DDC expression is not regulated by NFAT5 (TonEBP) in dopaminergic neural cell lines

Laura Pineda-Cirera, Judit Cabana-Domínguez, Noelia Benetó, Hector Diez, Concepció Arenas, Bru Cormand, Noèlia Fernàndez-Castillo
Gene 2020 March 9, 742: 144569
The nuclear factor of activated T-cells 5 (NFAT5), also known as tonicity-responsive enhancer-binding protein (TonEBP), is a transcription factor that regulates osmoadaptive response in multiple tissues and is highly expressed in the developing central nervous system. A former study reported that NFAT5 activation through hypertonic stress increases the expression of the dopa decarboxylase enzyme (DDC), also known as aromatic-l-amino-acid decarboxylase (AADC), in human renal proximal tubule cells, leading to an increase of dopamine synthesis.
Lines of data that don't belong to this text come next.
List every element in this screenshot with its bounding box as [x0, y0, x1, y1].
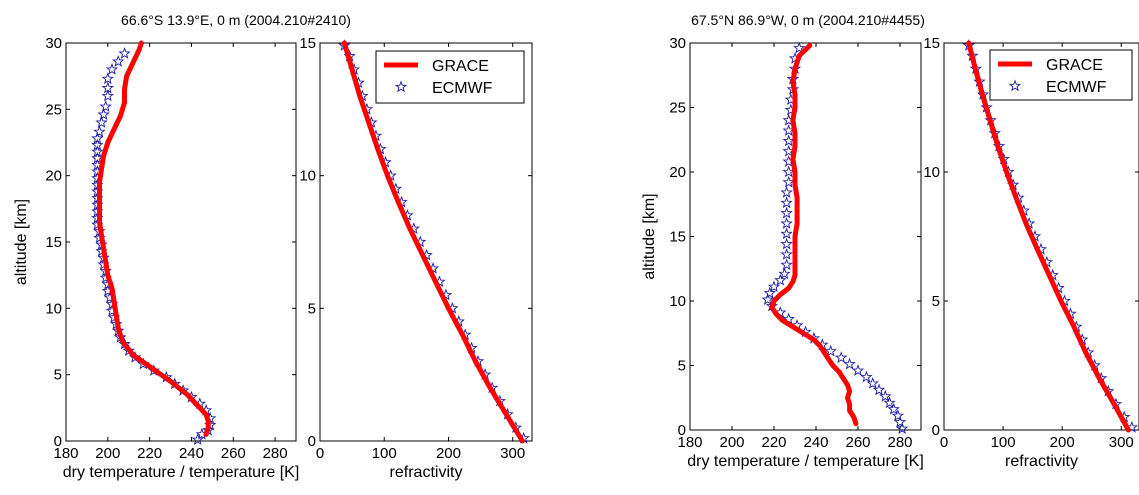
y-tick-label: 0 — [308, 433, 316, 450]
legend: GRACE ECMWF — [990, 50, 1132, 100]
y-tick-label: 10 — [299, 168, 316, 185]
x-tick-label: 100 — [991, 434, 1016, 451]
panel-2-title: 67.5°N 86.9°W, 0 m (2004.210#4455) — [691, 12, 925, 28]
x-tick-label: 240 — [803, 434, 828, 451]
x-tick-label: 300 — [1109, 434, 1134, 451]
legend-label: GRACE — [432, 58, 489, 75]
chart-panel-3: 180 200 220 240 260 280 0 5 10 15 20 25 30 dry temper… — [641, 35, 924, 470]
panel-1-title: 66.6°S 13.9°E, 0 m (2004.210#2410) — [121, 12, 351, 28]
x-tick-label: 240 — [179, 445, 204, 462]
x-tick-label: 200 — [719, 434, 744, 451]
x-tick-label: 280 — [263, 445, 288, 462]
y-tick-label: 0 — [678, 422, 686, 439]
y-tick-label: 5 — [54, 367, 62, 384]
x-tick-label: 0 — [316, 445, 324, 462]
y-axis-label: altitude [km] — [641, 193, 658, 279]
chart-panel-2: 0 100 200 300 0 5 10 15 refractivity GRACE ECMWF — [299, 35, 532, 481]
x-axis-label: dry temperature / temperature [K] — [687, 453, 924, 470]
legend: GRACE ECMWF — [376, 51, 524, 103]
x-tick-label: 100 — [372, 445, 397, 462]
x-tick-label: 200 — [1050, 434, 1075, 451]
x-axis-label: refractivity — [1005, 453, 1078, 470]
legend-label: GRACE — [1046, 57, 1103, 74]
x-tick-label: 220 — [761, 434, 786, 451]
y-axis-label: altitude [km] — [13, 199, 30, 285]
x-tick-label: 200 — [436, 445, 461, 462]
y-tick-label: 25 — [45, 101, 62, 118]
axes-frame — [690, 43, 921, 430]
y-tick-label: 5 — [932, 293, 940, 310]
legend-label: ECMWF — [432, 80, 493, 97]
chart-panel-1: 180 200 220 240 260 280 0 5 10 15 20 25 30 dry temper… — [13, 35, 299, 481]
y-tick-label: 10 — [669, 293, 686, 310]
y-tick-label: 15 — [923, 35, 940, 52]
y-tick-label: 15 — [45, 234, 62, 251]
x-tick-label: 300 — [500, 445, 525, 462]
x-axis-label: dry temperature / temperature [K] — [63, 464, 300, 481]
x-tick-label: 200 — [95, 445, 120, 462]
y-tick-label: 0 — [932, 422, 940, 439]
x-tick-label: 220 — [137, 445, 162, 462]
axes-frame — [944, 43, 1139, 430]
y-tick-label: 20 — [45, 168, 62, 185]
y-tick-label: 0 — [54, 433, 62, 450]
y-tick-label: 10 — [923, 164, 940, 181]
y-tick-label: 25 — [669, 100, 686, 117]
y-tick-label: 30 — [45, 35, 62, 52]
y-tick-label: 10 — [45, 300, 62, 317]
x-axis-label: refractivity — [390, 464, 463, 481]
chart-panel-4: 0 100 200 300 0 5 10 15 refractivity GRACE ECMWF — [923, 35, 1139, 470]
y-tick-label: 5 — [308, 300, 316, 317]
y-tick-label: 15 — [669, 229, 686, 246]
x-tick-label: 280 — [887, 434, 912, 451]
y-tick-label: 30 — [669, 35, 686, 52]
y-tick-label: 15 — [299, 35, 316, 52]
y-tick-label: 20 — [669, 164, 686, 181]
x-tick-label: 260 — [221, 445, 246, 462]
x-tick-label: 260 — [845, 434, 870, 451]
legend-label: ECMWF — [1046, 79, 1107, 96]
x-tick-label: 0 — [940, 434, 948, 451]
y-tick-label: 5 — [678, 358, 686, 375]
In a previous study, we identified NFAT5 as a candidate gene for cocaine dependence, a complex psychiatric disorder in which dopaminergic neurotransmission plays an important role. Therefore, to test the hypothesis that NFAT5 may also affect dopamine levels in the nervous system through the regulation of DDC expression, we examined this regulation using two neural dopaminergic cell lines, SH-SY5Y and PC12. The effect of NFAT5 on the expression of the neuronal isoform of DDC was evaluated by qRT-PCR. Upon hypertonic stress, NFAT5 was activated and accumulated into the nuclei and, subsequently, the expression of NFAT5 and its known targets sodium/myo-inositol cotransporter 1 (SMIT) and sodium chloride/taurine cotransporter (TAUT) increased, as expected. However, the expression of DDC decreased. When silencing the expression of NFAT5 with a specific shRNA we observed that the downregulation of DDC is independent from NFAT5 in both cell lines and is due to hypertonic stress. In conclusion, NFAT5 does not regulate the expression of the neuronal isoform of DDC in neural dopaminergic cell lines and, consequently, it does not modulate dopamine synthesis through DDC.